И вместо того чтобы сокрушаться о содеянном, я чаще вздыхаю о несовершившемся. Не только то, что мы с тобой делали, но даже места и минуты наших деяний наравне с твоим образом так глубоко запечатлелись в моей душе, что я как бы вновь переживаю все это и даже во сне не имею покоя от этих воспоминаний. Нередко мысли мои выражаются в непроизвольных движениях и нечаянно вырывающихся словах...»

Что же остается от «христианской», «средневековой» любви, от любви к Богу, кроме любви Элоизы к Пьеру? Тысячелетия придумывали нечто, угодное Богу, а любовь, какая была и есть, по определению, по природе, не языческая и какая-то там, а чисто человеческая расцветала вновь и вновь.

Пьер Абеляр и Элоиза жили в XII веке, когда расцветает поэзия трубадуров и менестрелей, с культом куртуазной любви, что отзовется в творчестве Данте и его круга поэтов «сладостного нового стиля», предтечей и провозвестников новой эпохи. А христианские мыслители уже не ограничиваются мистикой и моралью, а вплотную приступают к разработке вопросов эстетики, как Фома Аквинский (ок. 1225-1274). (См. статью «Эстетика Ренессанса»).

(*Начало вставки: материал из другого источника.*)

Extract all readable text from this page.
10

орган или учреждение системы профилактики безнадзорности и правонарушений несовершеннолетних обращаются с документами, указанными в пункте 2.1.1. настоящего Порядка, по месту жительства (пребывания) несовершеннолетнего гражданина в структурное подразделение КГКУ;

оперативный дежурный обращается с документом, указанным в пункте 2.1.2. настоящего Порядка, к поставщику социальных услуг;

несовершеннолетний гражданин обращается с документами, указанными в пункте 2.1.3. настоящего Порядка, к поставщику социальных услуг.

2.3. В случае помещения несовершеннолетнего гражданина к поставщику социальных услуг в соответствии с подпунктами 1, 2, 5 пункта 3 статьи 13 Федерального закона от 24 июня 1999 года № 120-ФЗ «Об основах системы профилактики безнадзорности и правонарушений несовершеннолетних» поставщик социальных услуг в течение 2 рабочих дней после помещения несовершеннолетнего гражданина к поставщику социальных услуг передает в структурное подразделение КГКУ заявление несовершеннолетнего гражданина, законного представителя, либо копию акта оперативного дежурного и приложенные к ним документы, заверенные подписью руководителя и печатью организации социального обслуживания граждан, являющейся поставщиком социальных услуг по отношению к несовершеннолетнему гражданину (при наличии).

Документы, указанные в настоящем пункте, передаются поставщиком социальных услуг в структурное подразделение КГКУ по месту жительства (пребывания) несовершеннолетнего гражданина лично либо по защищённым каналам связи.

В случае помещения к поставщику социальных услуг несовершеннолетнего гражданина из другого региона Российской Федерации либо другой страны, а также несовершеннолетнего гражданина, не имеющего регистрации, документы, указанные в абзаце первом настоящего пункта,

Самое существенное в куртуазной любви - это поворот от любви к Богу к женщине, всячески униженной в христианском вероучении, но в жизни, как и в языческие времена, выступавшей воплощением любви и красоты. Это был поворот от культуры, пронизанной религиозными установлениями, к светской культуре и к самой жизни, о чем пишет в «Осени средневековья» Й. Хейзинга:

«Ни в какую иную эпоху идеал светской культуры не был столь тесно сплавлен с идеальной любовью к женщине, как в период с XII по XV в. Системой куртуазных понятий были заключены в строгие рамки верной любви все христианские добродетели, общественная нравственность, все совершенствование форм жизненного уклада. Эротическое жизневосприятие, будь то в традиционной, чисто куртуазной форме, будь то в воплощении «Романа о розе», можно поставить в один рад с современной ему схоластикой. И то и другое выражало величайшую попытку средневекового духа все в жизни охватить под общим углом зрения».

«Одним из важнейших поворотов средневекового духа явилось появление любовного идеала с негативной окраской. Разумеется, античность тоже воспевала томления и страдания из-за любви... Переживание печали связывалось не с эротической неудовлетворенностью, а со злосчастной судьбой. И только в куртуазной любви трубадуров именно неудовлетворенность выдвигается на первое место. Возникает эротическая форма мышления с избыточным этическим содержанием, при том, что связь с естественной любовью к женщине нисколько не нарушается. Именно из чувственной любви проистекало благородное служение даме, не притязающее на осуществление своих желаний. Любовь стала полем, на котором можно было выращивать всевозможные эстетические и нравственные совершенства».

Таким образом, попытка создания новой формы любви, основанной на христианской теологии, с ориентацией на мистический аспект любви, с отказом от античного эроса, с новым пониманием любви как агапе, терпит крах. Иначе и не могло быть. Христианство не могло отменить ни законов природы, ни естественный процесс жизни, ни античного эроса, ни античного искусства, с чем боролось тысячелетия, ни любви, ни поэзии, чем была пронизана жизнь во все века, с явлением феномена куртуазной любви, в которой совершился поворот от культивируемой церковью любви к Богу к женщине.

Правда, представления об идеальной любви вызывали неудовлетворенность в самой жизни, как бывает в юности и у романтиков, что преодолевается эротическим аспектом любви, с возрождением античных представлений о любви и красоте.